Quand j’arrive, Hélène et les garçons sont là dans l’appart’ ou plutôt Prési et les Mafates. Ils sont déjà passés chercher les dossards et ils achèvent leur repas avec une vue imprenable sur les Aravis et la vallée de l’Arve. A gauche, le Mt Joly, 1ère ascension du lendemain, dans les 2 formats, reste bouché. Il nous garde une part de mystère. La bonne humeur (traditionnelle) est de mise mais une petite appréhension plane. Comme toujours chacun a ses petits rituels et tout le monde part au lit vers 21h30.
A 2h30, les réveils des énervés sonnent. Paulo traîne un peu au lit comme si les Mafates l’avaient déjà un peu distancé. De mon côté, en mezzanine, je finis par me rendormir, bercé par les conversations petitdéjeunesques, en particulier celles de coach Marchand qui emploie le verbe « ratasser » à chaque phrase. Il est en forme le bougre !!
Peu avant de partir, mes 4 compères d’appart’ entonnent un « joyeux anniversaire Suzy » dont je me serais bien passé à cette heure-là mais le professor devait forcément envoyer un clin d’œil à sa petite dernière.
Vers 4h15, je me lève à mon tour. J’ai dormi de nouveau après le départ des copains et, avec le sommeil
emmagasiné les nuits précédentes, je me sens bien. Je prends mon petit-déj’ et j’aperçois une frontale sur la table (!?!). Philippe Berger a t-il ajouté une ligne à son palmarès ? Finalement, non, c’est le mulet de Jean-Luc, laissé là volontairement.
A 5h15, je pars prendre la navette. En attendant le bus, je discute avec un Vendéen de St Urbain (marais Vendéen, 1mD+ tous les 30km) qui prépare l’UTMB®, je lui transmets toutes mes condoléances pour la difficulté à s’entraîner !

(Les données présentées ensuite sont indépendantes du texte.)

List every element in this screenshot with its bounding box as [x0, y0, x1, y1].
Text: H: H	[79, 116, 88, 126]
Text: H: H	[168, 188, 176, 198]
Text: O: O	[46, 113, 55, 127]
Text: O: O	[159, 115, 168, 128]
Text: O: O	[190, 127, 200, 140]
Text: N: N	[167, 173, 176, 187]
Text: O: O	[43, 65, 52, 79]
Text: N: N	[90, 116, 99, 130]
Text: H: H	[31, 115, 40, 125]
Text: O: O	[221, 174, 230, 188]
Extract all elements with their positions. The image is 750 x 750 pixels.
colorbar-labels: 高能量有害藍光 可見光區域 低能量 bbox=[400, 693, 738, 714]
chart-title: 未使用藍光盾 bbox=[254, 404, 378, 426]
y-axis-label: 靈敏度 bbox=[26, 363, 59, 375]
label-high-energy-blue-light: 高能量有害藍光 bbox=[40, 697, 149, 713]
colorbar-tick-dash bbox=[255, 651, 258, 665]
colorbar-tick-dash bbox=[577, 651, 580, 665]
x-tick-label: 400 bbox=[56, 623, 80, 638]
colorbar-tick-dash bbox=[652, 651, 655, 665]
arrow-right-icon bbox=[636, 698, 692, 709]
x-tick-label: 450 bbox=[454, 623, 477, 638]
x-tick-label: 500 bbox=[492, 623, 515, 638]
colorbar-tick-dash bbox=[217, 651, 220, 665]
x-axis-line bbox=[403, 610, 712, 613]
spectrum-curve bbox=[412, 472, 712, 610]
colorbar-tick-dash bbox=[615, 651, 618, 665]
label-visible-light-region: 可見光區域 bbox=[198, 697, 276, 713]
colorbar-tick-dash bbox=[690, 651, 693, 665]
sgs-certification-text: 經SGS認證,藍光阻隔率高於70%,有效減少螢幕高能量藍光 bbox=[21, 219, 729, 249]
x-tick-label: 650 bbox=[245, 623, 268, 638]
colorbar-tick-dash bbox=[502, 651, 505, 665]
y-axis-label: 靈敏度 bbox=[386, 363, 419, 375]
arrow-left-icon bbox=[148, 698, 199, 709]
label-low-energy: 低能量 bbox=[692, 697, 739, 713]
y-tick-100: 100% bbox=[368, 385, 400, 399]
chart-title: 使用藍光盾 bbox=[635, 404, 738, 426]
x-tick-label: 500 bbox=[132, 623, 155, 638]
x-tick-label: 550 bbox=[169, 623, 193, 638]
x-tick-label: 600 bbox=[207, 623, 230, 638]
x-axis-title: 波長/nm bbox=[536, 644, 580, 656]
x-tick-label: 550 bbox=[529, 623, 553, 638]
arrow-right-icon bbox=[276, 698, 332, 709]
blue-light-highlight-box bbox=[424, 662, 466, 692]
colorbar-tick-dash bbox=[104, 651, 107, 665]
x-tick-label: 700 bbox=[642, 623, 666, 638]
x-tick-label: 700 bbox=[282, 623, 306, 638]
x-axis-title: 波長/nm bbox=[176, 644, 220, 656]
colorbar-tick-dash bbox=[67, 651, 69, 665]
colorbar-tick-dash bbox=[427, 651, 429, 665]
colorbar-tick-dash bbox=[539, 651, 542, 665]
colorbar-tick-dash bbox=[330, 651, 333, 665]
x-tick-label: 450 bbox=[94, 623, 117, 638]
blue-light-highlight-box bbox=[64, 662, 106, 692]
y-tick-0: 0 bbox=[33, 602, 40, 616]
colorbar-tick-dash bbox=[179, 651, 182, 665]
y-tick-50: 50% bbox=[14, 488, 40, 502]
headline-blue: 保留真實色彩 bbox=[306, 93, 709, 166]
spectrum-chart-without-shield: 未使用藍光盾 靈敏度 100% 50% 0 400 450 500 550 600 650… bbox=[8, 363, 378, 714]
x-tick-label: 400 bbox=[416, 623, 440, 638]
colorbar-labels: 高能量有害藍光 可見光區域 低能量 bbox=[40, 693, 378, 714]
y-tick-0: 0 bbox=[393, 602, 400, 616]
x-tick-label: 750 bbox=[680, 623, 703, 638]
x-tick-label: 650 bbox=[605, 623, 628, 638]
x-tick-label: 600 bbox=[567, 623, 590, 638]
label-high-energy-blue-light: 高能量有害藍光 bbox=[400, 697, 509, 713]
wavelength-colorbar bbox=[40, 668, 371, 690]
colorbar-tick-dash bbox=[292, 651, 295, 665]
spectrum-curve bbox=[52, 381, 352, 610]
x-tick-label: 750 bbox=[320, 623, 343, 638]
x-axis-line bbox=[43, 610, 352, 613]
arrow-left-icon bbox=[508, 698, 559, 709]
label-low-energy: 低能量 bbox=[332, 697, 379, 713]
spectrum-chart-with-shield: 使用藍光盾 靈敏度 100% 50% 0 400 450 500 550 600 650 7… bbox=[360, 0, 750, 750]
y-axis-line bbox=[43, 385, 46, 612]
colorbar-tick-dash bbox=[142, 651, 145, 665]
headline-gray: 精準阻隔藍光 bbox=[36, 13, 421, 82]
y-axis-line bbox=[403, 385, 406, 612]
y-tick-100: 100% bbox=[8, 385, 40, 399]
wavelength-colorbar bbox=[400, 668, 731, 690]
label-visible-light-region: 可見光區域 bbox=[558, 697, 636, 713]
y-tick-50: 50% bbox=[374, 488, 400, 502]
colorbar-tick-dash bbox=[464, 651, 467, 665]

Arrivé sur le site, je retrouve Laurel et Hardy qui ont posé leur camping-car à 150m de la ligne d’arrivée/départ. Cyril a moyennement dormi dans son lit d’1m70. Hésitation sur la tenue de départ (kway ou pas) sachant que la météo est excellente : pas un nuage dans le ciel ! Il fait encore à peine frais mais le soleil approche et commence à se montrer derrière l’empereur de 4807m au-dessus de nous. On se rend sur la ligne à 7h, plutôt sereins.
La 1ère partie de course de chaque format démarre gentiment avec la montée du Mt Joly : 7km et 1300mD+. Bon ben voilà, le ton est donné ! On suit les pistes de St Nicolas de Véroce. C’est plutôt bien car c’est assez large et ça permet à la course de se décanter avec ses 350 coureurs par format. Il faut saluer le fait que les organisateurs
limitent le nombre d’inscrits. Ils pourraient accepter plus de coureurs mais ce ne serait pas agréable d’être plus nombreux.
On chemine sur une crête qui fait qu’on aperçoit le sommet pendant toute la montée. Au moins, on sait où on en est ! Notre départ est modeste. La vue est à couper le souffle (la montée aussi!). Étienne s’arrête quelques instants à la moitié de la côte et on le perd pour tout le reste de l’ascension (!). On a beau regarder partout autour, on ne le voit plus. On finit par le retrouver à 30m du sommet du Mt Joly et il arrive comme s’il avait fait la montée en off par un chemin différent !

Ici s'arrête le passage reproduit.